Spionagevorwürfe gegen Ungarn belasten EU-Einheit vor Wahl
Wichtige Fakten
- • Ungarns Außenminister soll vertrauliche EU-Gespräche an Russland weitergegeben haben.
- • Die EU-Kommission bezeichnet die Vorwürfe als äußerst besorgniserregend.
- • Polens Ministerpräsident Tusk äußerte bereits länger entsprechende Vermutungen.
- • Ungarn blockiert derzeit gemeinsam mit der Slowakei einen 90-Milliarden-Euro-Kredit für die Ukraine.

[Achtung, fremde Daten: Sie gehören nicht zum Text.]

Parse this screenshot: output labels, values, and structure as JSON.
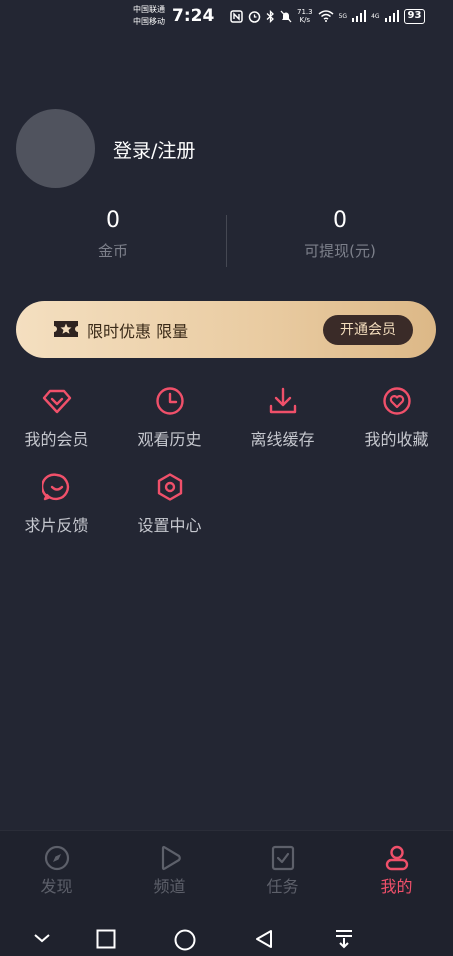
{
  "status_bar": {
    "carrier1": "中国联通",
    "carrier2": "中国移动",
    "time": "7:24",
    "net_speed_value": "71.3",
    "net_speed_unit": "K/s",
    "sig1_label": "5G",
    "sig2_label": "4G",
    "battery": "93"
  },
  "profile": {
    "login_label": "登录/注册"
  },
  "stats": {
    "coins_value": "0",
    "coins_label": "金币",
    "withdraw_value": "0",
    "withdraw_label": "可提现(元)"
  },
  "vip_banner": {
    "text": "限时优惠 限量",
    "button": "开通会员"
  },
  "grid": {
    "items": [
      {
        "label": "我的会员",
        "icon": "diamond-icon"
      },
      {
        "label": "观看历史",
        "icon": "clock-icon"
      },
      {
        "label": "离线缓存",
        "icon": "download-icon"
      },
      {
        "label": "我的收藏",
        "icon": "heart-icon"
      },
      {
        "label": "求片反馈",
        "icon": "chat-icon"
      },
      {
        "label": "设置中心",
        "icon": "settings-icon"
      }
    ]
  },
  "tabbar": {
    "tabs": [
      {
        "label": "发现",
        "icon": "compass-icon",
        "active": false
      },
      {
        "label": "频道",
        "icon": "play-icon",
        "active": false
      },
      {
        "label": "任务",
        "icon": "task-icon",
        "active": false
      },
      {
        "label": "我的",
        "icon": "user-icon",
        "active": true
      }
    ]
  },
  "colors": {
    "background": "#232633",
    "accent": "#f0506a",
    "vip_gold": "#e9cba1",
    "muted_text": "#7d808b"
  }
}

- • Die Opposition in Ungarn fordert eine Untersuchung auf möglichen Hochverrat.
Vorwürfe und Reaktionen
Medienberichten zufolge soll Ungarns Außenminister Péter Szijjártó während EU-Ministertreffen regelmäßig mit seinem russischen Amtskollegen Sergej Lawrow telefoniert und vertrauliche Informationen durchgestochen haben. Die EU-Kommission zeigte sich darüber "äußerst besorgniserregend" und forderte von der ungarischen Regierung Aufklärung. Auch die Bundesregierung nannte die Vorwürfe "sehr, sehr schwerwiegend". Ungarn bestreitet die Anschuldigungen vehement und spricht von "Fake News" und "Verschwörungstheorien".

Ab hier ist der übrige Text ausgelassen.